A makeup kit.
A makeup kit.
Image: 123rf.com

My first job was selling makeup at the Estée Lauder counter in Edgars. On Saturday mornings, as my fellow res mates slept off alcopop hangovers, I’d catch a taxi down Cape Town’s Main Road to the Link Shopping Centre in Claremont. In Estée Lauder’s regulation navy-blue Jo Borkett uniform and matching Green Cross court shoes (ouch!), I became a different person.

With the awkwardness of a first-year university student vanquished, I fancied myself a sophisticated saleswoman, swaggering around my newly conquered, harshly lit realm of cosmetic counters and tester display stands. In my head, I was swanning about New York’s glamorous Bloomingdale’s department store.

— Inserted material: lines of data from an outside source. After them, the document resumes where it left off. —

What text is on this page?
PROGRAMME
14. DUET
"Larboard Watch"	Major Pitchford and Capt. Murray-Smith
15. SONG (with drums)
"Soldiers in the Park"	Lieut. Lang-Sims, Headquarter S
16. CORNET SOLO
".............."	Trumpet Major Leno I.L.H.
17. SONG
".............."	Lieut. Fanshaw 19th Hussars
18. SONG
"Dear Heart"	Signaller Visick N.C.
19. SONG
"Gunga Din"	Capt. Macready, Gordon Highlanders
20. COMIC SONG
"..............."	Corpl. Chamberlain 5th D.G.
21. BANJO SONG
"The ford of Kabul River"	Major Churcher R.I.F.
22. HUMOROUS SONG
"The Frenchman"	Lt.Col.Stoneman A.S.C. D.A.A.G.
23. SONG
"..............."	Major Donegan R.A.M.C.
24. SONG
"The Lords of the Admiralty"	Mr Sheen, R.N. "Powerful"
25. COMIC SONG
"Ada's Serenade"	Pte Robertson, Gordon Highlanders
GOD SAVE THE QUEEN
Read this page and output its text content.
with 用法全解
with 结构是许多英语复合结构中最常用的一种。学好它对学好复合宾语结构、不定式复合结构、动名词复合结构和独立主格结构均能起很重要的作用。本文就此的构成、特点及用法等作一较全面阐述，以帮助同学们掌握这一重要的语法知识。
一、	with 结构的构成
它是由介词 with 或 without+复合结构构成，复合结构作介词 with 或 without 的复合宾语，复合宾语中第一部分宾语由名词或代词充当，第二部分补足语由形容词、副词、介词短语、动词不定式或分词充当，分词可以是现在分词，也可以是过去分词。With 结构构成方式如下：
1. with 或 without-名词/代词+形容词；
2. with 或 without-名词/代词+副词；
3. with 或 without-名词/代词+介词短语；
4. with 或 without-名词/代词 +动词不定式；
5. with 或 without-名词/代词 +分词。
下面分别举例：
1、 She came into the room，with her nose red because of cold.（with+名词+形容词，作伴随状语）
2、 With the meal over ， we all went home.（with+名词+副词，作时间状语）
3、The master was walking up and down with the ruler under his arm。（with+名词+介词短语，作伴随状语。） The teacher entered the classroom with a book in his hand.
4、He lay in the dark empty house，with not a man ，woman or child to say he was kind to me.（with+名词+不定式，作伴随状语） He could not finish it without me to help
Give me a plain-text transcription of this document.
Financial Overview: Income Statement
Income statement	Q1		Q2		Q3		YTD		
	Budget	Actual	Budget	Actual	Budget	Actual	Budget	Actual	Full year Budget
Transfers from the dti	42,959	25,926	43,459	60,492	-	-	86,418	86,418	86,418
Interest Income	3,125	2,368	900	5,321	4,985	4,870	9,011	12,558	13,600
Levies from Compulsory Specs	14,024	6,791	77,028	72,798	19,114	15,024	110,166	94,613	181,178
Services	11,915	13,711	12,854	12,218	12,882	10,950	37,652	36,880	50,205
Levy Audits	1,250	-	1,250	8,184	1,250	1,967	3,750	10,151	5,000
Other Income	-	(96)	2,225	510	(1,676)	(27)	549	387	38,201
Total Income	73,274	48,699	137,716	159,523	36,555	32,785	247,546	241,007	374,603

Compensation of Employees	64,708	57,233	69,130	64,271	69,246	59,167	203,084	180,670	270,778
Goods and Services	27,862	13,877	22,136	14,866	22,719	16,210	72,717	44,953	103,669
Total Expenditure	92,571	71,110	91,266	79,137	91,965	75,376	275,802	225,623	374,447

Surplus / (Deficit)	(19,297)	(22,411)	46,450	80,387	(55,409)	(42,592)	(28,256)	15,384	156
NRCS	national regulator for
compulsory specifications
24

That the good folks of the 1946-founded Estée Lauder saw it in their hearts to hire an 18-year-old speaks volumes of their optimism and faith — particularly in their own products. Today, the global beauty industry generates over US$100 billion a year and The Estée Lauder Companies Inc. (which owns everyone from Clinique to The Ordinary and Jo Malone) ranks third after L’Oréal and Unilever in making that cash. In 2022, its global net sales came to US$17.7 billion. Thanks to the internet and cosmetic innovation, the industry has exploded since I was a shop girl but, even back in 2001, the power of beauty was patently potent.

Back then, every morning before the store opened, I and my perfume-peddling brethren would put on our faces. Kneeling behind the counter we’d pile on base, blush, eyeliner, eyeshadow, mascara, powder, and lipstick and then pop up above the parapet, emerging from a cloud of newly sprayed Pleasures scent, looking like entirely different creatures. This was pre-Kardashian-style heavy face contouring, but there was, and still is, a strong argument to be made about a teenager not needing any makeup at all. Nevertheless, the warpaint worked. Customers would ask what concealer we were wearing or cleanser we used. They’d carefully inspect our visages and then buy the goods. How strange a concept is that?

In the years that I worked on Estée Lauder counters at Edgars, Stuttafords (that dates me), and Foschinis across the country, I came to know the mesmerising clout of the goods we sold and I learnt some perennial lessons. I witnessed many husbands, frenzied on 24 December, with maniacal glints in their eyes. “What’s that you’ve got on your lips?” they’d plead about the sparkly red lipstick I was sporting. “That, I’ll take that that!” they’d then exclaim in harried desperation. Thanks to this festive mania, I can wrap gifts with the speed and style of Usain Bolt.

There were people who’d come up to the counter just to have a smell of one of the brand’s older perfumes. “My late mom would always wear Youth Dew and smelling it makes me think of her getting ready in the morning,” they’d explain before wafting away. Rude customers were met with a refrain of, “Our computers aren’t working, you’ll have to join that long queue over there to pay.” Really, we’d just switched off the point-of-sales computer screen.

Of course, I learnt some hard skills working for the brand — it did intensive makeup and sales training, and so I was wildly popular back at UCT for formal-dance favours. Boy, can I still whip out a smoky eye if need be. My Psychology 101 course is a complete haze but, by comparison, 20 years later I can still recall the excellent humans I worked with in retail and the vastly different backgrounds they came from.

I know that a smile is a great selling tool, and that lore has it that someone was once stabbed in the frenzy of an Edgars Red Hanger Sale. And I still use Estée Lauder Double Wear foundation. Talk about staying power.

• From the August edition of Wanted, 2023.